1
votes

I have read up on the Kubernetes docs but I'm unable to get a clear answer on my question. I'm using the official cluster-autoscaler.

  1. I have a deployment that specifies one replica should be running. When a pod is terminated (for example, was running on a node that is getting scaled-down) is the new pod scheduled before the termination begins or after the termination is done? The docs say that schedule happens when terminating, but don't mention at which phase.
  2. To achieve seamless node scale-down without disruption to any services, I would expect k8 to scale up pods to N+1 replicas (at this point pods are scheduled only to nodes that are not scaling down) and then drain the node. Based on my testing, it first drains, and then schedules any missing pods based on configurations. Is it possible to configure this behaviour or this is currently not possible to do?

From what I understand, seamless updates are easy with RollingUpdate strategy. I have not find the same "Rolling" strategy to be possible for scale-down.

EDIT

TL;DR I'm looking for HA on a) two+ replica deployment and b) one replica deployment

a) Can be achieved by using PDBs. Checkout Fritz's answer. If you need pods scheduled on different nodes, leverage anti-affinity (Marc's answer)

b) If you're okay with short disruption, PDB is the official way to go. If you need a workaround, my answer can be of inspiration.

3

3 Answers

3
votes

The scale down behavior can be configured with what is called a Disruption Budget

In your Deployment Manifest you can define maxUnavailable and minAvailable number of Pods during voluntary disruptions like draining nodes.

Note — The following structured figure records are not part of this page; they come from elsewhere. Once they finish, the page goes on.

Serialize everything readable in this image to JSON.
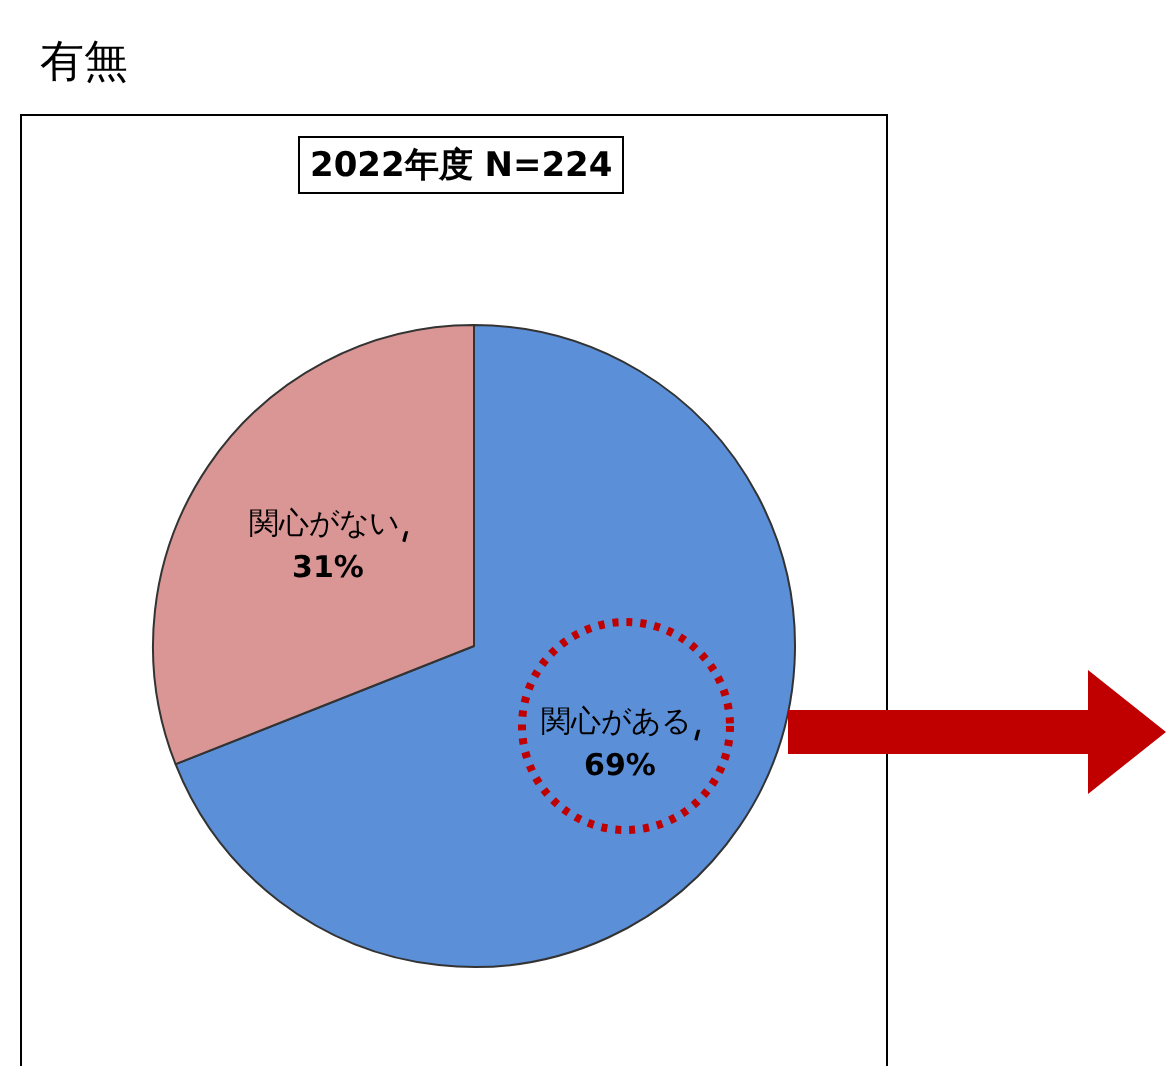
{
  "chart_data": {
    "type": "pie",
    "title": "2022年度 N=224",
    "annotations": [
      "有無"
    ],
    "categories": [
      "関心がある",
      "関心がない"
    ],
    "values": [
      69,
      31
    ],
    "colors": [
      "#5b8fd8",
      "#d99694"
    ],
    "value_labels": [
      "69%",
      "31%"
    ],
    "legend": false
  }
}
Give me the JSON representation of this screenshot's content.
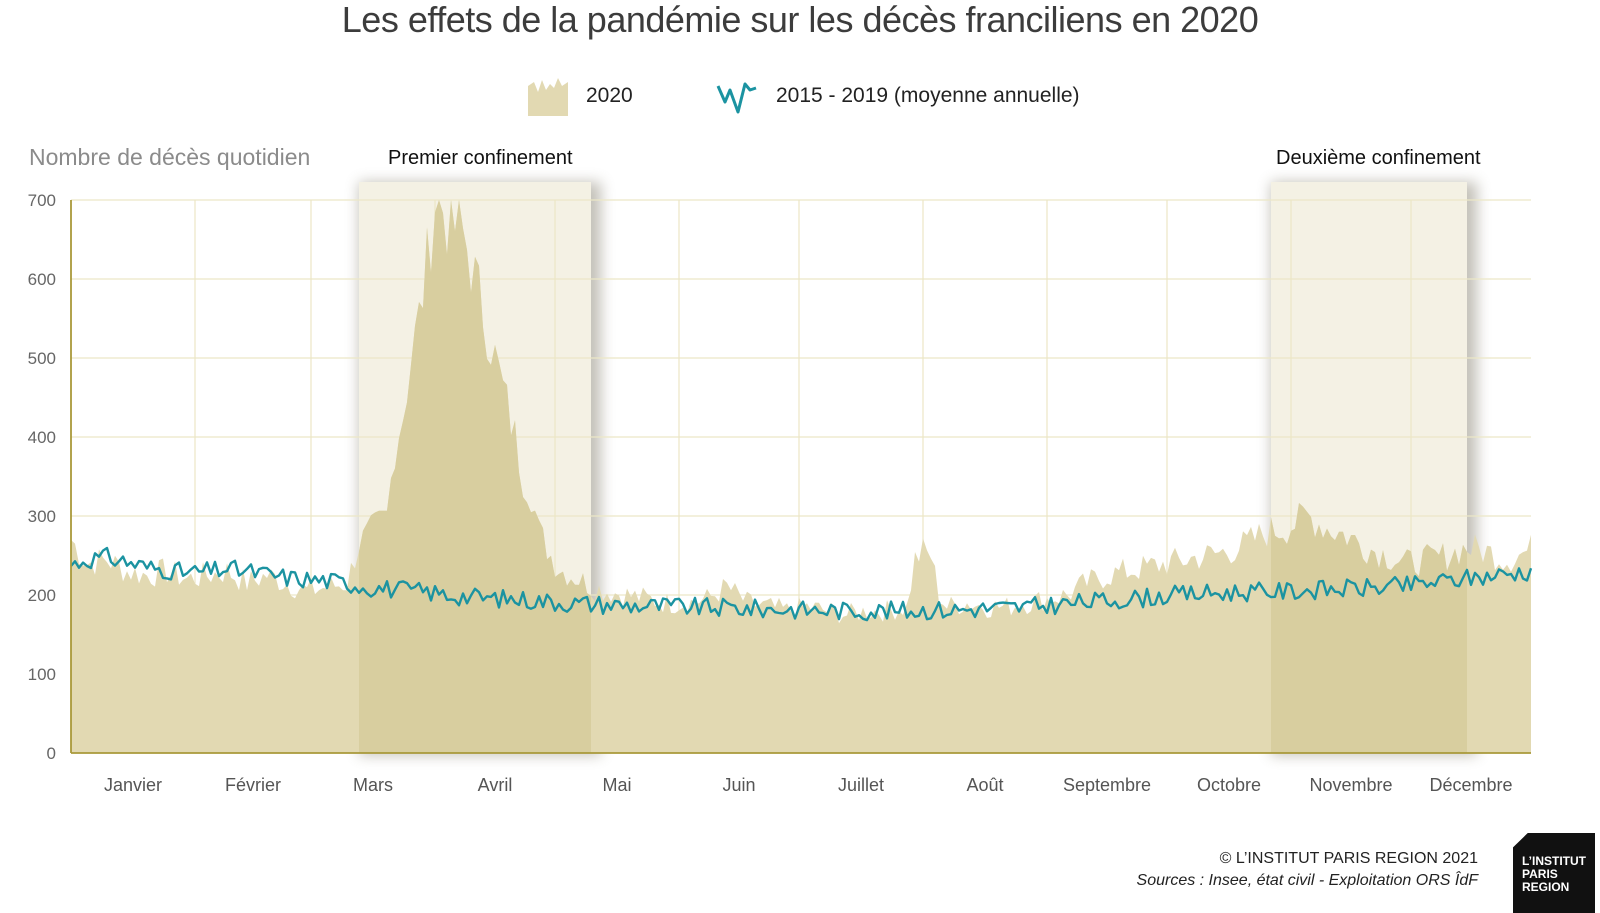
{
  "title": "Les effets de la pandémie sur les décès franciliens en 2020",
  "legend": {
    "area_label": "2020",
    "line_label": "2015 - 2019 (moyenne annuelle)"
  },
  "colors": {
    "area_2020": "#e2d9b2",
    "area_2020_highlight": "#d8ce9f",
    "line_avg": "#1b93a1",
    "grid": "#ece7c6",
    "axis": "#a9993a",
    "lockdown_band": "#f4f1e4"
  },
  "footer": {
    "copyright": "© L’INSTITUT PARIS REGION 2021",
    "sources": "Sources : Insee, état civil - Exploitation ORS ÎdF"
  },
  "logo": {
    "lines": [
      "L’INSTITUT",
      "PARIS",
      "REGION"
    ]
  },
  "chart_data": {
    "type": "area",
    "title": "Les effets de la pandémie sur les décès franciliens en 2020",
    "ylabel": "Nombre de décès quotidien",
    "xlabel": "",
    "ylim": [
      0,
      700
    ],
    "yticks": [
      0,
      100,
      200,
      300,
      400,
      500,
      600,
      700
    ],
    "grid": true,
    "legend_position": "top-center",
    "x_unit": "day of year 2020 (1 = 1 janvier)",
    "xlim": [
      1,
      366
    ],
    "month_labels": [
      "Janvier",
      "Février",
      "Mars",
      "Avril",
      "Mai",
      "Juin",
      "Juillet",
      "Août",
      "Septembre",
      "Octobre",
      "Novembre",
      "Décembre"
    ],
    "month_start_days": [
      1,
      32,
      61,
      92,
      122,
      153,
      183,
      214,
      245,
      275,
      306,
      336
    ],
    "periods": [
      {
        "label": "Premier confinement",
        "start_day": 73,
        "end_day": 131
      },
      {
        "label": "Deuxième confinement",
        "start_day": 301,
        "end_day": 350
      }
    ],
    "series": [
      {
        "name": "2020",
        "kind": "area",
        "points": [
          [
            1,
            270
          ],
          [
            5,
            240
          ],
          [
            10,
            245
          ],
          [
            15,
            230
          ],
          [
            20,
            225
          ],
          [
            25,
            230
          ],
          [
            30,
            220
          ],
          [
            35,
            225
          ],
          [
            40,
            230
          ],
          [
            45,
            215
          ],
          [
            50,
            225
          ],
          [
            55,
            215
          ],
          [
            60,
            205
          ],
          [
            65,
            210
          ],
          [
            70,
            215
          ],
          [
            73,
            265
          ],
          [
            75,
            275
          ],
          [
            78,
            290
          ],
          [
            80,
            300
          ],
          [
            82,
            390
          ],
          [
            84,
            430
          ],
          [
            86,
            500
          ],
          [
            88,
            550
          ],
          [
            90,
            620
          ],
          [
            92,
            700
          ],
          [
            94,
            690
          ],
          [
            96,
            660
          ],
          [
            98,
            670
          ],
          [
            100,
            640
          ],
          [
            102,
            600
          ],
          [
            104,
            560
          ],
          [
            106,
            520
          ],
          [
            108,
            480
          ],
          [
            110,
            440
          ],
          [
            112,
            400
          ],
          [
            114,
            350
          ],
          [
            116,
            330
          ],
          [
            118,
            280
          ],
          [
            120,
            260
          ],
          [
            122,
            240
          ],
          [
            124,
            230
          ],
          [
            126,
            225
          ],
          [
            128,
            220
          ],
          [
            130,
            215
          ],
          [
            131,
            210
          ],
          [
            135,
            205
          ],
          [
            140,
            200
          ],
          [
            145,
            195
          ],
          [
            150,
            190
          ],
          [
            155,
            190
          ],
          [
            160,
            195
          ],
          [
            165,
            210
          ],
          [
            170,
            190
          ],
          [
            175,
            185
          ],
          [
            180,
            180
          ],
          [
            185,
            185
          ],
          [
            190,
            180
          ],
          [
            195,
            175
          ],
          [
            200,
            180
          ],
          [
            205,
            180
          ],
          [
            210,
            185
          ],
          [
            212,
            245
          ],
          [
            214,
            255
          ],
          [
            216,
            250
          ],
          [
            218,
            200
          ],
          [
            220,
            185
          ],
          [
            225,
            190
          ],
          [
            230,
            185
          ],
          [
            235,
            185
          ],
          [
            240,
            190
          ],
          [
            245,
            195
          ],
          [
            250,
            200
          ],
          [
            255,
            215
          ],
          [
            260,
            225
          ],
          [
            265,
            230
          ],
          [
            270,
            235
          ],
          [
            275,
            240
          ],
          [
            280,
            245
          ],
          [
            285,
            250
          ],
          [
            290,
            255
          ],
          [
            295,
            265
          ],
          [
            300,
            280
          ],
          [
            305,
            285
          ],
          [
            310,
            300
          ],
          [
            315,
            285
          ],
          [
            320,
            275
          ],
          [
            325,
            260
          ],
          [
            330,
            250
          ],
          [
            335,
            240
          ],
          [
            340,
            245
          ],
          [
            345,
            250
          ],
          [
            350,
            260
          ],
          [
            355,
            255
          ],
          [
            360,
            245
          ],
          [
            365,
            255
          ],
          [
            366,
            258
          ]
        ]
      },
      {
        "name": "2015 - 2019 (moyenne annuelle)",
        "kind": "line",
        "points": [
          [
            1,
            238
          ],
          [
            5,
            245
          ],
          [
            10,
            248
          ],
          [
            15,
            242
          ],
          [
            20,
            235
          ],
          [
            25,
            232
          ],
          [
            30,
            228
          ],
          [
            35,
            230
          ],
          [
            40,
            233
          ],
          [
            45,
            230
          ],
          [
            50,
            226
          ],
          [
            55,
            222
          ],
          [
            60,
            220
          ],
          [
            65,
            218
          ],
          [
            70,
            215
          ],
          [
            75,
            210
          ],
          [
            80,
            208
          ],
          [
            85,
            206
          ],
          [
            90,
            204
          ],
          [
            95,
            200
          ],
          [
            100,
            198
          ],
          [
            105,
            196
          ],
          [
            110,
            195
          ],
          [
            115,
            194
          ],
          [
            120,
            192
          ],
          [
            125,
            190
          ],
          [
            130,
            189
          ],
          [
            135,
            188
          ],
          [
            140,
            187
          ],
          [
            145,
            186
          ],
          [
            150,
            186
          ],
          [
            155,
            185
          ],
          [
            160,
            184
          ],
          [
            165,
            184
          ],
          [
            170,
            183
          ],
          [
            175,
            182
          ],
          [
            180,
            182
          ],
          [
            185,
            181
          ],
          [
            190,
            181
          ],
          [
            195,
            180
          ],
          [
            200,
            180
          ],
          [
            205,
            180
          ],
          [
            210,
            180
          ],
          [
            215,
            181
          ],
          [
            220,
            181
          ],
          [
            225,
            182
          ],
          [
            230,
            183
          ],
          [
            235,
            184
          ],
          [
            240,
            185
          ],
          [
            245,
            187
          ],
          [
            250,
            189
          ],
          [
            255,
            191
          ],
          [
            260,
            193
          ],
          [
            265,
            195
          ],
          [
            270,
            197
          ],
          [
            275,
            199
          ],
          [
            280,
            201
          ],
          [
            285,
            202
          ],
          [
            290,
            203
          ],
          [
            295,
            204
          ],
          [
            300,
            204
          ],
          [
            305,
            205
          ],
          [
            310,
            206
          ],
          [
            315,
            207
          ],
          [
            320,
            208
          ],
          [
            325,
            209
          ],
          [
            330,
            210
          ],
          [
            335,
            212
          ],
          [
            340,
            215
          ],
          [
            345,
            218
          ],
          [
            350,
            221
          ],
          [
            355,
            224
          ],
          [
            360,
            227
          ],
          [
            365,
            230
          ],
          [
            366,
            232
          ]
        ]
      }
    ]
  }
}
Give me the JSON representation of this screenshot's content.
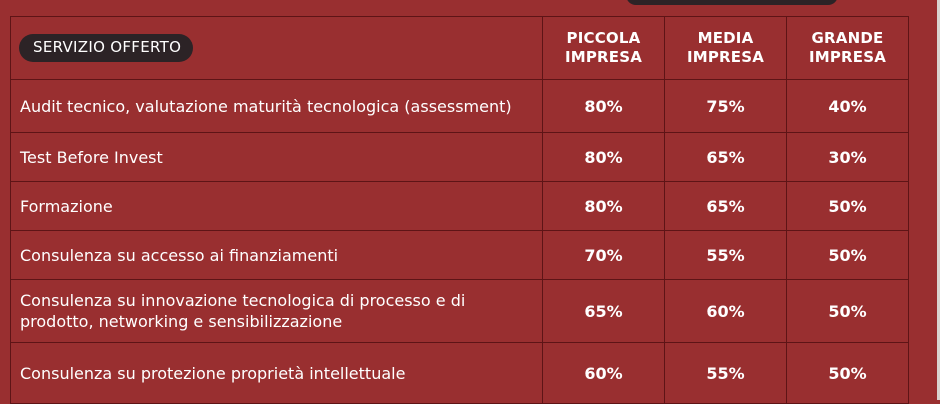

For how to do it, check out the K8s Documentation.

1
votes

Below are some insight, hope this will help :

  1. If you use a deployment, then the scheduler checks that you always have the desired number of replicas running. No less, no more. So when you kill a node (which have one of your replicas), the new pod will be scheduled after the termination of one of your original replicas. It's up to you to anticipate if it's a planified maintenance.

  2. If you have lots of nodes (meaning more than one) and want to achieve HA (high availability) for your deployments, then you should have a look at pod affinity/anti-affinity. You can find out more in the official doc

0
votes

Hate to answer my own question, but an easy solution to high-availability service with only one pod (not wasting resources with running one idle replica) is to use PreStop hook (to make the action blocking if proper SIGTERM handling is not implemented) together with terminationGracePeriodSeconds with enough time for the other service to start.

Contradicting to what has been said here, the scheduling happens when pod is terminating. After quick testing (should have done that together with reading docs) where I created a busybox (sh sleep 3600) deployment with one replica and terminationGracePeriodSeconds set to 240 seconds.

By deleting the pod, it will enter the Terminating state and stay in that state for 240 seconds. Immediately after marking the pod as Terminating, new pod was scheduled instead of it. So the previous pod has time to finish whatever it is doing and the other one can seamlessly take its place.

I haven't tested how will the networking behave since LB will stop sending new requests, but I assume the downtime will be much lower than without the terminationGracePeriodSeconds set to a higher amount than the default.

Beware that is not official by any means but serves as a workaround for my use case.